The Get a page response additionally carries contentMarkdown, an ordered chunks array ({ id, chunkIndex, headingPath, tokenCount, content }), and a headingTree list of all heading breadcrumbs present in the page.
List pages
GET /api/bots/{botId}/pages
Query parameters
| Name | Type | Default | Description |
|---|---|---|---|
q | string | — | Case-insensitive substring match over url and title. |
status | "ready" | "excluded" | "error" | — | Filter by derived status. |
sourceId | string (uuid) | — | Restrict to pages from a single source. |
section | string | — | Filter to pages whose first chunk's heading breadcrumb starts with this prefix. |
page | number | 1 | Page number. |
pageSize | number (1–200) | 50 | Rows per page. |
Request
curl "https://api.mimicbot.app/api/bots/$BOT_ID/pages?status=ready&pageSize=25" \
-H "Authorization: Bearer $MIMICBOT_TOKEN"
Response 200
{
"pages": [ { "id": "...", "url": "https://docs.acme.com/pricing", "status": "ready" } ],
"total": 128,
"page": 1,
"pageSize": 25,
"sections": ["Docs", "Pricing"]
}
Errors: 400 VALIDATION_ERROR, 401 UNAUTHENTICATED, 403 NO_AGENCY, 404 NOT_FOUND, 429 RATE_LIMITED (see Rate limits). See Errors.
Get a page
GET /api/pages/{pageId}
Returns the full PageDetail, including contentMarkdown, chunks[], and headingTree[].
Request
curl https://api.mimicbot.app/api/pages/$PAGE_ID \
-H "Authorization: Bearer $MIMICBOT_TOKEN"
Response 200
{
"page": {
"id": "...",
"url": "https://docs.acme.com/pricing",
"status": "ready",
"contentMarkdown": "# Pricing\n\n...",
"chunks": [
{ "id": "...", "chunkIndex": 0, "headingPath": "Pricing", "tokenCount": 412, "content": "..." }
],
"headingTree": ["Pricing", "Pricing > Enterprise"]
}
}
Errors: 401 UNAUTHENTICATED, 403 NO_AGENCY, 404 NOT_FOUND, 429 RATE_LIMITED (see Rate limits).

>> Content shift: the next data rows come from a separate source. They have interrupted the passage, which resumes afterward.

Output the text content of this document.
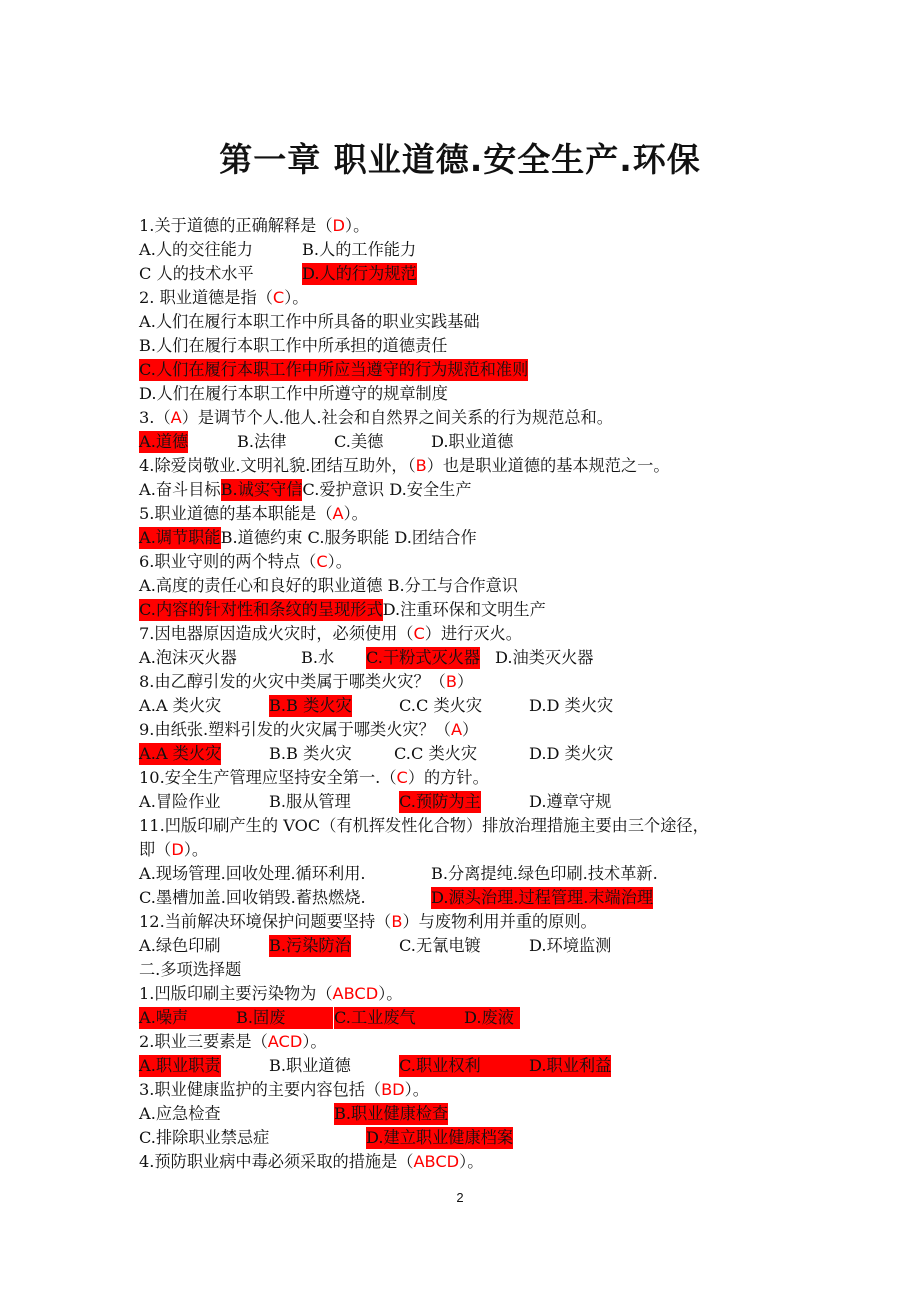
第一章 职业道德.安全生产.环保
1.关于道德的正确解释是（ D ）。
A.人的交往能力	B.人的工作能力
C 人的技术水平	D.人的行为规范
2. 职业道德是指（ C ）。
A.人们在履行本职工作中所具备的职业实践基础
B.人们在履行本职工作中所承担的道德责任
C.人们在履行本职工作中所应当遵守的行为规范和准则
D.人们在履行本职工作中所遵守的规章制度
3.（ A ）是调节个人.他人.社会和自然界之间关系的行为规范总和。
A.道德	B.法律	C.美德	D.职业道德
4.除爱岗敬业.文明礼貌.团结互助外，（ B ）也是职业道德的基本规范之一。
A.奋斗目标 B.诚实守信 C.爱护意识 D.安全生产
5.职业道德的基本职能是（ A ）。
A.调节职能 B.道德约束 C.服务职能 D.团结合作
6.职业守则的两个特点（ C ）。
A.高度的责任心和良好的职业道德 B.分工与合作意识
C.内容的针对性和条纹的呈现形式 D.注重环保和文明生产
7.因电器原因造成火灾时，必须使用（ C ）进行灭火。
A.泡沫灭火器	B.水 C.干粉式灭火器 D.油类灭火器
8.由乙醇引发的火灾中类属于哪类火灾？（ B ）
A.A 类火灾	B.B 类火灾	C.C 类火灾	D.D 类火灾
9.由纸张.塑料引发的火灾属于哪类火灾？（ A ）
A.A 类火灾	B.B 类火灾	C.C 类火灾	D.D 类火灾
10.安全生产管理应坚持安全第一.（ C ）的方针。
A.冒险作业	B.服从管理	C.预防为主	D.遵章守规
11.凹版印刷产生的 VOC（有机挥发性化合物）排放治理措施主要由三个途径，
即（ D ）。
A.现场管理.回收处理.循环利用.	B.分离提纯.绿色印刷.技术革新.
C.墨槽加盖.回收销毁.蓄热燃烧.	D.源头治理.过程管理.末端治理
12.当前解决环境保护问题要坚持（ B ）与废物利用并重的原则。
A.绿色印刷	B.污染防治	C.无氰电镀	D.环境监测
二.多项选择题
1.凹版印刷主要污染物为（ ABCD ）。
A.噪声	B.固废	C.工业废气	D.废液
2.职业三要素是（ ACD ）。
A.职业职责	B.职业道德	C.职业权利	D.职业利益
3.职业健康监护的主要内容包括（ BD ）。
A.应急检查	B.职业健康检查
C.排除职业禁忌症	D.建立职业健康档案
4.预防职业病中毒必须采取的措施是（ ABCD ）。
2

See Errors.
Update a page
PATCH /api/pages/{pageId}
Toggles whether a page participates in retrieval.
Request body
| Field | Type | Required |
|---|---|---|
included | boolean | yes |
Request
curl -X PATCH https://api.mimicbot.app/api/pages/$PAGE_ID \
-H "Authorization: Bearer $MIMICBOT_TOKEN" \
-H "Content-Type: application/json" \
-d '{ "included": false }'
Response 200
{ "page": { "id": "...", "included": false, "status": "excluded" } }
Errors: 400 VALIDATION_ERROR, 401 UNAUTHENTICATED, 403 NO_AGENCY, 404 NOT_FOUND, 429 RATE_LIMITED (see Rate limits). See Errors.
Recrawl a page
POST /api/pages/{pageId}/recrawl
Spawns a single-page reindex workflow that refetches and re-embeds this one URL. Returns the new crawl job id and Temporal workflow id.
Request
curl -X POST https://api.mimicbot.app/api/pages/$PAGE_ID/recrawl \
-H "Authorization: Bearer $MIMICBOT_TOKEN"
Response 202
{ "jobId": "8f3b...", "workflowId": "page-...-reindex-1712998400000" }
Errors: 401 UNAUTHENTICATED, 403 NO_AGENCY, 404 NOT_FOUND, 429 RATE_LIMITED (see Rate limits), 503 TEMPORAL_UNAVAILABLE. See Errors.
Bulk page action
POST /api/pages/bulk
Apply an action to up to 50 pages in one call. For include / exclude the response updated counts the number of rows changed. For recrawl, jobIds contains one Temporal workflow per page.
Request body
| Field | Type | Required | Description |
|---|---|---|---|
pageIds | string[] (1–50 uuids) | yes | The pages to act on. |
action | "exclude" | "include" | "recrawl" | yes | The action to apply. |
Request
curl -X POST https://api.mimicbot.app/api/pages/bulk \
-H "Authorization: Bearer $MIMICBOT_TOKEN" \
-H "Content-Type: application/json" \
-d '{ "pageIds": ["uuid-1","uuid-2"], "action": "exclude" }'
Response 200
{ "updated": 2, "jobIds": [] }
Errors: 400 VALIDATION_ERROR, 401 UNAUTHENTICATED, 403 NO_AGENCY, 404 NOT_FOUND, 429 RATE_LIMITED (see Rate limits), 503 TEMPORAL_UNAVAILABLE. See Errors.